Slightly reduce asynchronicity when parsing Annotations

Over time the amount of "document level" data potentially needed during parsing of Annotations have increased a fair bit, which means that we currently need to ensure that a bunch of data is available for each individual Annotation.
Given that this data is "constant" for a PDF document we can instead create (and cache) it lazily, only when needed, *before* starting to parse the Annotations on a page.
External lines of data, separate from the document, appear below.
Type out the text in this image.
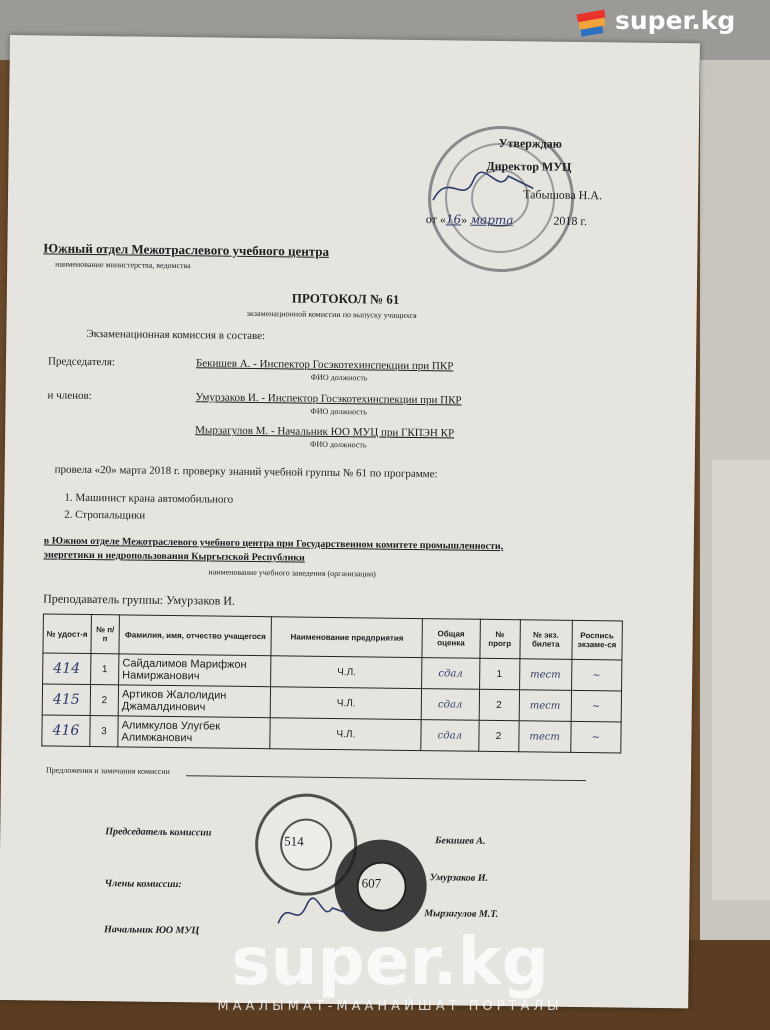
Утверждаю
Директор МУЦ
Табышова Н.А.
от «16» марта	2018 г.
Южный отдел Межотраслевого учебного центра
наименование министерства, ведомства
ПРОТОКОЛ № 61
экзаменационной комиссии по выпуску учащихся
Экзаменационная комиссия в составе:
Председателя:	Бекишев А. - Инспектор Госэкотехинспекции при ПКР
ФИО должность
и членов:	Умурзаков И. - Инспектор Госэкотехинспекции при ПКР
ФИО должность
Мырзагулов М. - Начальник ЮО МУЦ при ГКПЭН КР
ФИО должность
провела «20» марта 2018 г. проверку знаний учебной группы № 61 по программе:
1. Машинист крана автомобильного
2. Стропальщики
в Южном отделе Межотраслевого учебного центра при Государственном комитете промышленности,
энергетики и недропользования Кыргызской Республики
наименование учебного заведения (организации)
Преподаватель группы: Умурзаков И.
№ удост-я	№ п/п	Фамилия, имя, отчество учащегося	Наименование предприятия	Общая оценка	№ прогр	№ экз. билета	Роспись экзаме-ся
414	1	Сайдалимов Марифжон Намиржанович	Ч.Л.	сдал	1	тест	~
415	2	Артиков Жалолидин Джамалдинович	Ч.Л.	сдал	2	тест	~
416	3	Алимкулов Улугбек Алимжанович	Ч.Л.	сдал	2	тест	~
Предложения и замечания комиссии
514
607
Председатель комиссии
Бекишев А.
Члены комиссии:
Умурзаков И.
Начальник ЮО МУЦ
Мырзагулов М.Т.
super.kg
super.kg
МААЛЫМАТ-МААНАЙШАТ ПОРТАЛЫ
This way the parsing of individual Annotations should become slightly less asynchronous, which really cannot hurt.

An additional benefit of these changes is that we can reduce the number of parameters that need to be explicitly passed around in the annotation-code, which helps overall readability in my opinion.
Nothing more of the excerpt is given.